The Act of 1820 abolished sales on credit and fixed the minimum price at $1.25 per acre, at which rate it has since remained. Lands offered at public sale became known as “offered land,” and if not sold at public sale could be obtained at private sale or entry at the minimum price.

The result of this system was that, owing to the great scarcity of money in the country at that time among the masses of the people, large blocks of land were purchased by speculators and held by them indefinitely for an excessive profit, and the masses of the people-the settlers, the real home-builders-had to purchase the land from these speculators instead of securing it from the Government. The Government got but scant return for its valuable public land. The chief profit was made by the middle

men, those speculators who bought it up in large blocks; they reaped a rich harvest. But in the midst of this system the settlers pressed on to the frontier. They were without money, but they settled on the public lands, squatted there without authority of law; and finally the Government, to help these settlers, to relieve them and give them a little breathing time, in 1841 passed what was known as the general Preemption Law. Under this law the head of a family, a widow, or a single person over twentyone years of age who was a citizen or had declared his intention to become a citizen of the United States, could secure 160 acres of public land by settling upon, improving and cultivating it, and by paying for and entering the same within from one to three years after settlement, the time of payment in each case depending on whether the land was offered, unoffered, or unsurveyed. This law (the Preemption Act of 1841) was clearly intended to help. the pioneers and the settlers, and it proved of great advantage to them; but owing to the lax procedure that prevailed (under which a man could go on a preemption claim, make a few limited and pro forma improvements, and at the end of six months appear in the land office and prove up and have his final entry made and ultimately get a patent), the Preemption Law itself became a great instrument in the hands of speculators and land grabbers, and in consequence Congress concluded to repeal the law.
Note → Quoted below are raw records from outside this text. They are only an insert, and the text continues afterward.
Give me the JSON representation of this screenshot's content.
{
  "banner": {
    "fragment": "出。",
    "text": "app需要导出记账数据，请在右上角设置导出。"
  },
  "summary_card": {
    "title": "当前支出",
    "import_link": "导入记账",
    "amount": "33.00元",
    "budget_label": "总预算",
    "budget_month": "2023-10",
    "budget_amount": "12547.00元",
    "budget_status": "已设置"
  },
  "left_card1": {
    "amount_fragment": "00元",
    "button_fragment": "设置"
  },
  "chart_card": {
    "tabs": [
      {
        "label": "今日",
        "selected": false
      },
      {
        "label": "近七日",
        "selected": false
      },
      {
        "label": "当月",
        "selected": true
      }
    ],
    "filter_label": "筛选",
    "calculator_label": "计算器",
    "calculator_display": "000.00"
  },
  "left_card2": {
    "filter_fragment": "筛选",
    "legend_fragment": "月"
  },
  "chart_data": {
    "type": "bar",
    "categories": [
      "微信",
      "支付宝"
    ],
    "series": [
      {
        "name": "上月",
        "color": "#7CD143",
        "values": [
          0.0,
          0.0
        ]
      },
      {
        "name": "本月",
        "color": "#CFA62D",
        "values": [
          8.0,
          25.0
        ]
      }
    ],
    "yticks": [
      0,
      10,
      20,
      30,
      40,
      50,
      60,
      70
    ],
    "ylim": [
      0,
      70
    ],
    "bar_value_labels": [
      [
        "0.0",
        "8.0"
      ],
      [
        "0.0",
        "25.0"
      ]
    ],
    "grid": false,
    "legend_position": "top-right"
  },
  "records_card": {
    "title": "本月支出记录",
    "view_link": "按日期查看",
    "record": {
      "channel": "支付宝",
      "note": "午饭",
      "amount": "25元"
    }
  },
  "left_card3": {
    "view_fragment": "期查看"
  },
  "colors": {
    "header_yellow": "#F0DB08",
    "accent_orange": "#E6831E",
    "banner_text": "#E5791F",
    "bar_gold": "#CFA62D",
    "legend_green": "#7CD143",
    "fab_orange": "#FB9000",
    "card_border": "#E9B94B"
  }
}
The law allowing lands to be secured at private entry was repealed in 1889; the law allowing public sales was repealed in 1891, and the Preemption Law was also repealed the same year. These laws were repealed none too soon, because by that time they had got to be the instruments by which those who were seeking valuable coal lands, timber lands, and other lands would hire a lot of people to go and make preemption claims, and then, as soon as they obtained title, secure the title, whereby thousands and thousands of acres of the most valuable timber and mineral lands, coal lands, and other lands passed into the hands of speculators for little more than a dollar and a quarter an acre, and sometimes even less, for there were various kinds of scrip issued-agricultural college scrip and other scrip to which I will call attention later -put on the market and sold. That scrip would be used instead of money in paying for and entering land; and through it much valuable land passed into the hands of speculators at a cost of even less than one dollar an acre. You who have lived here have all observed that the low price at which the lumbermen secured timber in those early days under the Preemption Law, by cash entry, and under agricultural and other scrip, did not help much to get cheaper lumber. The result was to enable owners of large bodies of pine land to hold them indefinitely for the purpose of securing a higher price for their stumpage.